Mr Justice Spencer gave each defendant a life sentence, with minimum terms varying from 22 years in detention to 28 years in prison.
He said: “The five of you gatecrashed a 17th birthday party at a house in Milton Keynes, armed with knives and machetes, and with masks to conceal your identity.”
The court heard Ben was stabbed in the living room “whilst the party was in full flow, in the presence of several teenage boys and girls”.
Mr Justice Spencer said Dom had been subjected to an “appallingly brutal sustained attack” where he was repeatedly stabbed and later chopped with a machete, adding: “He was chased, running quite literally for his life.”
The judge said Barker, Potter and Jamie Chandler were “enthusiastic” members of the B3 postcode gang and Charlie Chandler and Bevans closely associated with them.
Mr Justice Spencer said: “The all too familiar background to these senseless and tragic killings was rivalry between gangs of young men, and the culture of violence and knives promoted on social media.”
The court previously heard of an incident where Potter was stripped and assaulted in woodland when he was 14, and jurors were also told Jamie Chandler had been stabbed just months before the murders.
Both assaults were carried out by members of the rival M4 gang, of which Dom was said to be a member.
The judge said: “I have no doubt that these two incidents fuelled the desire on the part of members of B3 to have their revenge on members of M4 if and when a suitable opportunity arose.”
Later addressing Potter, Mr Justice Spencer said: “I have no doubt that your motivation related to the traumatic experience of the assault you had suffered yourself at the hands of M4 two years earlier.

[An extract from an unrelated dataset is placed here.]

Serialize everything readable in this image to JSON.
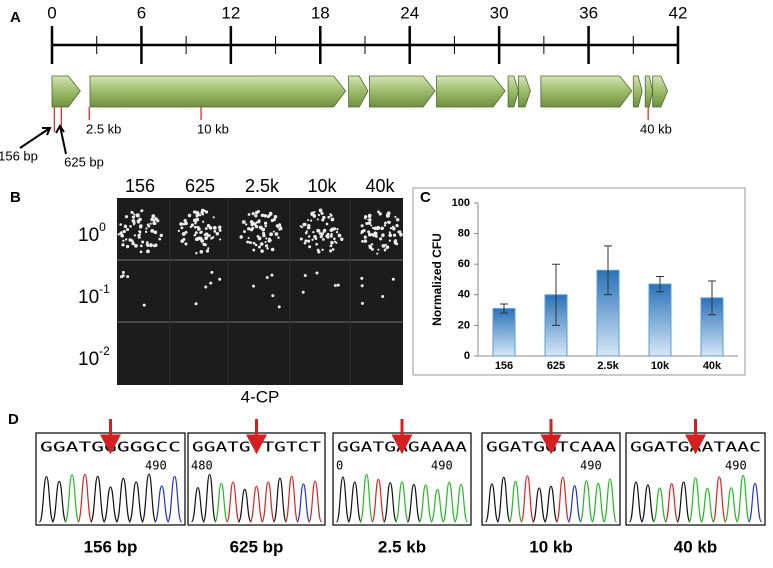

But that did not begin to justify your participation in these murders.”
Mr Justice Spencer said Barker, who played a leading role on the night, was “revelling” in what he had done.
He continued: “You were steeped in the gang culture of B3 to the point of obsession, preoccupied with violence and knives.”
The judge added the attack would have caused “untold trauma” to those who had witnessed it.
Charlie Chandler, of Fitzwilliam Street, Bletchley, received life with a minimum of 27 years in prison, while Barker, of Surrey Road, Bletchley, was handed a life sentence with a 28-year minimum term.
Bevans, of no fixed address, pleaded guilty at the start of the trial and was given life with a minimum term of 27 years.
Potter, of Chiswick Close, Westcroft, and Chandler, of Woodrush Close, Beanhill, were given a 22-year minimum term in detention.
All five were also given concurrent sentences for the two counts of wounding with intent.
Asked before sentencing whether the end of the process would bring any closure, Ben’s father Jason Rice told PA: “It gives you a little bit, maybe, of that chapter’s over, knowing that the people who (have) done it are behind bars, but no sentence will be enough.”
This was echoed by Dom’s mother Tracey Ansah, who said: “We just survive, every day. There’s no meaning to it, because he’s not a part of it.
“So no sentence will ever be long enough, and it’s not something you will ever recover from.”